Das albanische Parlament bezeichnete den Angriff in seiner Erklärung als „ausgeklügelt". Ziel sei es gewesen, Daten zu löschen und mehrere interne Systeme zu kompromittieren. Während die Hauptsysteme und die offizielle Website online blieben, mussten die internen E-Mail-Dienste der Parlamentsverwaltung zeitweise abgeschaltet werden. Die Störung betraf den ein- und ausgehenden Nachrichtenverkehr gleichermaßen.

Nach Angaben lokaler Medien hatten Abgeordnete und Mitarbeiter im Anschluss an den Angriff über mehrere Stunden keinen Zugriff auf Computer und Mailsysteme. Eine offizielle Zuordnung des Vorfalls durch die Behörden steht bislang aus.

Die Gruppe Homeland Justice reklamierte die Tat in dieser Woche für sich. Sie gab an, interne Kommunikation albanischer Abgeordneter erlangt zu haben, und stellte auf ihrem Telegram-Kanal Screenshots angeblich erbeuteter Dokumente online. Die albanischen Behörden haben diese Angaben nicht öffentlich verifiziert; die Cybersicherheitsbehörden des Landes ermitteln weiter.

Homeland Justice wird von Sicherheitsforschern und westlichen Vertretern mit der iranischen Revolutionsgarde (IRGC) in Verbindung gebracht. Die Gruppe hat sich in den vergangenen Jahren zu einer Reihe von Cyberangriffen auf albanische Ziele bekannt, darunter Operationen gegen das Parlament, die nationale Fluggesellschaft, Telekommunikationsunternehmen und die nationale Statistikbehörde.

Der jüngste Vorfall fällt in eine Phase erhöhter Sicherheitsbedenken in Albanien.

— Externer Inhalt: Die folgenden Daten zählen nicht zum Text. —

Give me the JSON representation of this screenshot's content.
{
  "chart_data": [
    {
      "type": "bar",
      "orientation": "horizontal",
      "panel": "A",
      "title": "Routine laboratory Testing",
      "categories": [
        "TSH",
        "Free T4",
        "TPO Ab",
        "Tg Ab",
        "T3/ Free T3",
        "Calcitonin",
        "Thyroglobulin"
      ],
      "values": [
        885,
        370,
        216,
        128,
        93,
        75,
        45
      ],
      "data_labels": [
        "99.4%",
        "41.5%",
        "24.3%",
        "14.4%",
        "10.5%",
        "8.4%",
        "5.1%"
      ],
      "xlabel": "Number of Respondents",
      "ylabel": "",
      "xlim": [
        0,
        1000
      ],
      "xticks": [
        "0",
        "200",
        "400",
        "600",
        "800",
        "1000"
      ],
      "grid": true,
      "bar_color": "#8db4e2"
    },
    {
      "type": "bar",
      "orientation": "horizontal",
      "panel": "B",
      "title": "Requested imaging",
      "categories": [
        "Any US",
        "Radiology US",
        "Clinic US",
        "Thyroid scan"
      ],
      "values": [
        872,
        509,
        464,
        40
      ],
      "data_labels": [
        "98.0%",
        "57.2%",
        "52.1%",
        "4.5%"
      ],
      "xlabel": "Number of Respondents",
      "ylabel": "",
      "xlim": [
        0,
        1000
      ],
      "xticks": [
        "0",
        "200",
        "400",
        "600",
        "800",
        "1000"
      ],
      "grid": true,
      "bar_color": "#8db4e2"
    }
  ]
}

Hintergrund sind Vergeltungsmaßnahmen Irans gegen Länder, die US-Militärbasen beherbergen, nachdem die USA und Israel in den vergangenen Wochen damit begonnen hatten, Teheran zu bombardieren.

Viele der Homeland Justice zugeschriebenen Cyberoperationen stehen im Zusammenhang damit, dass Albanien Mitglieder der iranischen Oppositionsgruppe Mudschahedin-e Khalq (MEK) beherbergt, die im Küstenbezirk Durrës ansässig sind. In einem Telegram-Beitrag erklärte Homeland Justice, der jüngste Angriff sei eine Vergeltung für Albaniens Unterstützung der MEK.

Die Bekennung folgt auf jüngste Äußerungen der MEK-Anführerin Maryam Radschawi, die die Bildung einer von ihr als provisorisch bezeichneten Regierung ankündigte. Diese solle die derzeitige iranische Führung durch eine demokratische Republik ersetzen.